In Porto, Mayor Rui Moreira is combatting the economic and social problems caused by gentrification of historic districts in the city. Porto’s centre was abandoned a generation ago as industry declined, before a significant reversal in the 2000s for rapid gentrification. But it is a process that is leaving some of the city’s poorest residents behind and pricing them out of the benefits gained by the upturn. Rather than cash-in on now-prime real estate, Moreira has pledged not to sell a single council house and instead invest in a programme of renovations and converting derelict buildings into new homes.

Moreira has said: “We could easily make 10 per cent of our budget [€20m] every year by selling houses. If you do that you can build a bridge and lots of mayors like that. But it will kill the city. The city will lose all the flair which attracted people in the first place.”

It is ironic that Paris, one of the most overly protected historic cities once led the way with radical urban planning, from George Eugène Haussmann’s plan to the razing of the Les Halles and the construction of the Centre Pompidou, one of the most important and revolutionary buildings of the 20th century.

Now, three decades after Centre Pompidou, Mayor Anne Hidalgo is leading the “Reinventer Paris” programme of unlocking publically owned buildings with a view of stimulating contemporary interventions in the city of Haussmann, while the city is seeing the first tall buildings since it removed the height restriction on new towers that had been in place for over 30 years. Has Paris rediscovered the energy that led to the creation of Centre Pompidou? Or is it still wedded too much to the beguilingly historic—and tourist-friendly—city of boulevards?

And, as we lead up to the referendum on membership of the EU, how much of a city’s and nation’s identity is tied to its buildings and those who create them? Do architects design with have a Londoner/British/European identity or sensibility?

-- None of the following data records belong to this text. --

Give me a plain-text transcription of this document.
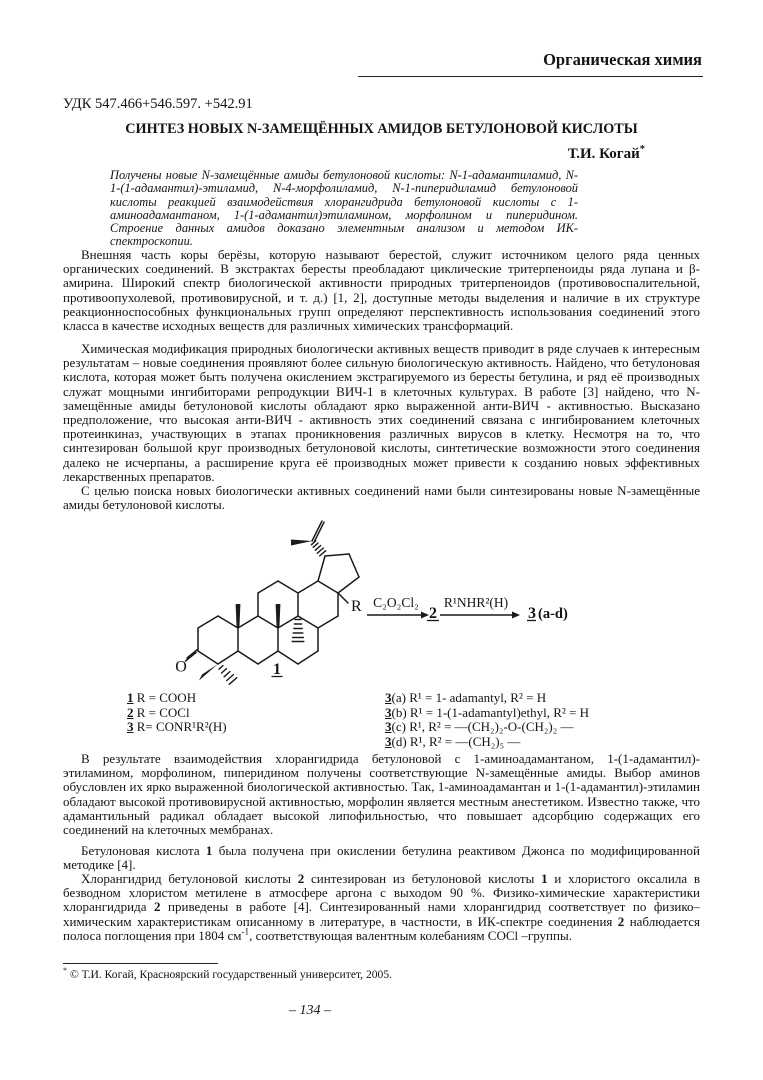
Органическая химия
УДК 547.466+546.597. +542.91
СИНТЕЗ НОВЫХ N-ЗАМЕЩЁННЫХ АМИДОВ БЕТУЛОНОВОЙ КИСЛОТЫ
Т.И. Когай*
Получены новые N-замещённые амиды бетулоновой кислоты: N-1-адамантиламид, N-1-(1-адамантил)-этиламид, N-4-морфолиламид, N-1-пиперидиламид бетулоновой кислоты реакцией взаимодействия хлорангидрида бетулоновой кислоты с 1-аминоадамантаном, 1-(1-адамантил)этиламином, морфолином и пиперидином. Строение данных амидов доказано элементным анализом и методом ИК-спектроскопии.
Внешняя часть коры берёзы, которую называют берестой, служит источником целого ряда ценных органических соединений. В экстрактах бересты преобладают циклические тритерпеноиды ряда лупана и β-амирина. Широкий спектр биологической активности природных тритерпеноидов (противовоспалительной, противоопухолевой, противовирусной, и т. д.) [1, 2], доступные методы выделения и наличие в их структуре реакционноспособных функциональных групп определяют перспективность использования соединений этого класса в качестве исходных веществ для различных химических трансформаций.
Химическая модификация природных биологически активных веществ приводит в ряде случаев к интересным результатам – новые соединения проявляют более сильную биологическую активность. Найдено, что бетулоновая кислота, которая может быть получена окислением экстрагируемого из бересты бетулина, и ряд её производных служат мощными ингибиторами репродукции ВИЧ-1 в клеточных культурах. В работе [3] найдено, что N-замещённые амиды бетулоновой кислоты обладают ярко выраженной анти-ВИЧ - активностью. Высказано предположение, что высокая анти-ВИЧ - активность этих соединений связана с ингибированием клеточных протеинкиназ, участвующих в этапах проникновения различных вирусов в клетку. Несмотря на то, что синтезирован большой круг производных бетулоновой кислоты, синтетические возможности этого соединения далеко не исчерпаны, а расширение круга её производных может привести к созданию новых эффективных лекарственных препаратов.
С целью поиска новых биологически активных соединений нами были синтезированы новые N-замещённые амиды бетулоновой кислоты.
O
R
1
C₂O₂Cl₂
2
R¹NHR²(H)
3 (a-d)
1 R = COOH
2 R = COCl
3 R= CONR¹R²(H)
3(a) R¹ = 1- adamantyl, R² = H
3(b) R¹ = 1-(1-adamantyl)ethyl, R² = H
3(c) R¹, R² = —(CH₂)₂-O-(CH₂)₂ —
3(d) R¹, R² = —(CH₂)₅ —
В результате взаимодействия хлорангидрида бетулоновой с 1-аминоадамантаном, 1-(1-адамантил)-этиламином, морфолином, пиперидином получены соответствующие N-замещённые амиды. Выбор аминов обусловлен их ярко выраженной биологической активностью. Так, 1-аминоадамантан и 1-(1-адамантил)-этиламин обладают высокой противовирусной активностью, морфолин является местным анестетиком. Известно также, что адамантильный радикал обладает высокой липофильностью, что повышает адсорбцию содержащих его соединений на клеточных мембранах.
Бетулоновая кислота 1 была получена при окислении бетулина реактивом Джонса по модифицированной методике [4].
Хлорангидрид бетулоновой кислоты 2 синтезирован из бетулоновой кислоты 1 и хлористого оксалила в безводном хлористом метилене в атмосфере аргона с выходом 90 %. Физико-химические характеристики хлорангидрида 2 приведены в работе [4]. Синтезированный нами хлорангидрид соответствует по физико–химическим характеристикам описанному в литературе, в частности, в ИК-спектре соединения 2 наблюдается полоса поглощения при 1804 $см^{-1}$, соответствующая валентным колебаниям COCl –группы.
* © Т.И. Когай, Красноярский государственный университет, 2005.
– 134 –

Perhaps the two most important civic projects in Berlin since the reunification of Germany are the products of British architects: the Reichstag by Foster + Partners and the Neues Museum by David Chipperfield Architects. These are two projects that go to the very heart of German identity and the sometimes painful reconciliation of the past century with the Berlin of today. And yet these were entrusted to sympathetic British architects who created two extraordinary buildings. This relationship is deep and reciprocal. In London, our tallest tower is designed by an Italian studio located in Paris and our most popular new museum by Swiss architects.

And AL_A has just been entrusted with the remodelling of Galeries Lafayette Haussmann in Paris. It is an icon of the city and the art of French living as much as it is a department store. The store receives 37m visitors each year; in comparison, the Louvre has nine million and the Eiffel Tower has seven million.